Mais tarde, com a edição do Ato Institucional nº 1, o primeiro editado pelo Governo Militar – em abril de 1964 – instala-se rigorosa censura na imprensa, no rádio e na televisão. Meses depois, com o Ato Institucional nº 2, em 27 de outubro de 1965, ao então presidente da República foi permitido violar a liberdade de imprensa.
A seguir, em 13 de dezembro de 1968, é editado o Ato Institucional nº 5, que fecha o Congresso Nacional e oficializa a censura, mostrando como é difícil encontrar um governo que tenha apreço pela liberdade de imprensa, e a prova maior – e não é por mero acaso – é que as ditaduras sempre a controlaram, sobretudo através da censura.
Já na atualidade, a tentativa de encurralar os principais veículos de imprensa foi pela via obliqua – resultou em fracasso – a criação do chamado Conselho Nacional de Jornalismo.
É justo o aplauso que se deve à Constituição Federal de 1988, que proíbe a existência de lei que contenha dispositivo que possa constituir embaraço à plena liberdade de informação jornalística em qualquer veículo de comunicação social. E mais: enfatiza a vedação de qualquer censura política, ideológica e artística (art. 220, parágrafos 1º e 2º).
Faço essa digressão porque estou preocupado com o populismo que, infelizmente, vem sobrepujando a democracia liberal e confirmando que quem não aprende a lição da História corre o risco de repetir os erros cometidos no passado.
Trago à colação a semelhança entre os que assumiram o poder na Hungria, Filipinas, Polônia, Índia e Turquia, onde o traço característico é o populismo autoritário, muto embora a Índia seja considerada a democracia mais popular do mundo e a Polônia seja aclamada como o mais bem sucedido caso de transição pós-comunista.
Portanto, se esses autoritários que conquistaram o poder – dando sinistro exemplo a certos e conhecidos seguidores – e conseguirem consolidar o seu domínio populista sobre os seus respectivos países, fica incomodamente óbvio certificar que a ascensão do sentimento populista está num crescendo, em razão dos defensores da chamada democracia liberal estarem cedendo seus espaços, permitindo um grande golpe contra a liberdade em direção a uma ditadura e, em especial, à imprensa.

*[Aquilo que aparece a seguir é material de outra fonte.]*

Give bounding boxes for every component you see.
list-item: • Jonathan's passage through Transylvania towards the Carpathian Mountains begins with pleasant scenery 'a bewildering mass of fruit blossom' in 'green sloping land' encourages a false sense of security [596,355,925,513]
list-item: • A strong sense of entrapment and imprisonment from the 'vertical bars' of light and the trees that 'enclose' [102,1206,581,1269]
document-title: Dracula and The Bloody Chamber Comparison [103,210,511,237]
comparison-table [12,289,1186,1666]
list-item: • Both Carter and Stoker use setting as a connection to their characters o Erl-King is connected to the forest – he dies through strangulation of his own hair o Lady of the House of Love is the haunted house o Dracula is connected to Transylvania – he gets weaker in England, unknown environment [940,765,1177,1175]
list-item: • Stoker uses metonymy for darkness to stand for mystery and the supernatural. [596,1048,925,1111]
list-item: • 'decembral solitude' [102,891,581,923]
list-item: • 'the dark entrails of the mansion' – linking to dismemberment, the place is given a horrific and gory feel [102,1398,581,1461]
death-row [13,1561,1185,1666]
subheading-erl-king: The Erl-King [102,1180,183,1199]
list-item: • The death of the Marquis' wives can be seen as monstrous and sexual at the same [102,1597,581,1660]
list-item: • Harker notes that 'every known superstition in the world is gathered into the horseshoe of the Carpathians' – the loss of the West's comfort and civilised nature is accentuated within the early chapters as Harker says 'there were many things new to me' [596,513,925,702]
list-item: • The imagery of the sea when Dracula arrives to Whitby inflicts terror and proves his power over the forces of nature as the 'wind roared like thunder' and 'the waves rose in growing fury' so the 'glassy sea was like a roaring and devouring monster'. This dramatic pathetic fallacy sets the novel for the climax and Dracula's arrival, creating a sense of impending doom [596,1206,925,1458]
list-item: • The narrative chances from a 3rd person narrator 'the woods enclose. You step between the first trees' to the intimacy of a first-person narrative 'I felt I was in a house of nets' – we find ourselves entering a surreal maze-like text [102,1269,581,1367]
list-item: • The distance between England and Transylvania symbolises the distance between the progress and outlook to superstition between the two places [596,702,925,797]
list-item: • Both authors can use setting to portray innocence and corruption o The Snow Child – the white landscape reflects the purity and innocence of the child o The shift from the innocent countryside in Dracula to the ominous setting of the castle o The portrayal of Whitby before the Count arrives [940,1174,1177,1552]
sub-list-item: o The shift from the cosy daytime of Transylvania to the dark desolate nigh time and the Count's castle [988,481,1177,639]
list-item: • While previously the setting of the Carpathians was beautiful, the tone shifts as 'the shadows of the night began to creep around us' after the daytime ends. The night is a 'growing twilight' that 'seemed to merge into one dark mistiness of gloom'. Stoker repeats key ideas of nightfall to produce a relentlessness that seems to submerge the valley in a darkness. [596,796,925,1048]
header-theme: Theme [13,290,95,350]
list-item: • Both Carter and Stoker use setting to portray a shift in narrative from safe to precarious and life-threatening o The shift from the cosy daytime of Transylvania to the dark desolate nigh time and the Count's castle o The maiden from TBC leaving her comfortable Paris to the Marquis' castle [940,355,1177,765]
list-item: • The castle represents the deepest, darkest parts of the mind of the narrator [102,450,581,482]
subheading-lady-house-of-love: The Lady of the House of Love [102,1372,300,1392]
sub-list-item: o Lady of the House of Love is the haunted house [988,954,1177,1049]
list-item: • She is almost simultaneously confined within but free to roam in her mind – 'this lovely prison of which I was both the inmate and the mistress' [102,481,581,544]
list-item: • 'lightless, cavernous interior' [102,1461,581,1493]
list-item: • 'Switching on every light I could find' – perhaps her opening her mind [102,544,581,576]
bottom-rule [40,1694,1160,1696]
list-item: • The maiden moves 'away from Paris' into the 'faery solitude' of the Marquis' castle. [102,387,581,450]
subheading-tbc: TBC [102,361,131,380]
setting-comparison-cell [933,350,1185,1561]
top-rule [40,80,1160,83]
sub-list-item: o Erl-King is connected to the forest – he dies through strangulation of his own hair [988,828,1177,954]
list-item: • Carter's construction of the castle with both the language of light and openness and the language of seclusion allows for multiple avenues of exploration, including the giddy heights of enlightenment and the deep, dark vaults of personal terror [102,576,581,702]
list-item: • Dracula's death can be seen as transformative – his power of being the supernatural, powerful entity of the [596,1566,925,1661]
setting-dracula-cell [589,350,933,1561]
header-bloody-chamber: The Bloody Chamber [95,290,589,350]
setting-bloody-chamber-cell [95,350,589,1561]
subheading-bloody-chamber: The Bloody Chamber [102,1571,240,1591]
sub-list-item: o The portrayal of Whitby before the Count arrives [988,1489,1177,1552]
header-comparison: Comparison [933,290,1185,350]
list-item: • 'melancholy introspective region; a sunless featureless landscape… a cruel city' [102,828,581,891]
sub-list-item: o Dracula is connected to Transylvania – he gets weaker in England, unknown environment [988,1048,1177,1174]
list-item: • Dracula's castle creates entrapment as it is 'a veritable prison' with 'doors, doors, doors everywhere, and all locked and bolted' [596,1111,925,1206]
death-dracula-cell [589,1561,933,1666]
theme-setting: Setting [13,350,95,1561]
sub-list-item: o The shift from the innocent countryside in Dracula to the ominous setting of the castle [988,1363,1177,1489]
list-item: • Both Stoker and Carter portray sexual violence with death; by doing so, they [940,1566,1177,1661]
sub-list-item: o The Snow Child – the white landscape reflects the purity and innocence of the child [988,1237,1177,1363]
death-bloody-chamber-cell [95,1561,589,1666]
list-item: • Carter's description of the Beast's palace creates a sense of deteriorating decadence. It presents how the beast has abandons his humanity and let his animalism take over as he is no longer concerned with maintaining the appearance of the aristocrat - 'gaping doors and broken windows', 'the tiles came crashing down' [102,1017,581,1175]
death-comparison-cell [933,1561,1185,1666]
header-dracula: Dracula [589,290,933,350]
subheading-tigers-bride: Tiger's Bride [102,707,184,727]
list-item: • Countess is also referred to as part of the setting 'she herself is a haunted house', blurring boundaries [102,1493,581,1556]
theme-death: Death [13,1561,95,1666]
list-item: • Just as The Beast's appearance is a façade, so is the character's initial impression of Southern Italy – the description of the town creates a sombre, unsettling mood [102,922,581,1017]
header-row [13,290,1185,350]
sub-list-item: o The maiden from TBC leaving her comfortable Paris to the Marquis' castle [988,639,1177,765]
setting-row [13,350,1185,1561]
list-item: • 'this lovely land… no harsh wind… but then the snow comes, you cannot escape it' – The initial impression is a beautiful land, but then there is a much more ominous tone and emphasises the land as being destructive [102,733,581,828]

Aliás, tenho reiterado, sempre que é necessário colocar em relevo, que uma imprensa controlada pelo Estado ou pelas elites dominantes pode ensejar a eclosão de não apenas uma, mas duas ou várias ditaduras numa mesma região. Volto a dizer: nenhuma nação conseguirá se desenvolver ou viver em harmonia se não for protegida e estimulada por uma imprensa livre.
Imprensa amordaçada ou maculada pela censura não subsiste à democracia e, sem esta, o mundo moderno nos ensina claramente que as nações não sobrevivem.
Ademais – e me aproximo do final desta singela contribuição –ditadura, em qualquer época, não deve ser exemplo para país nenhum e, para muitos, deveria servir de lição.
É com as ditaduras que os sinos dobram pelas exéquias da democracia.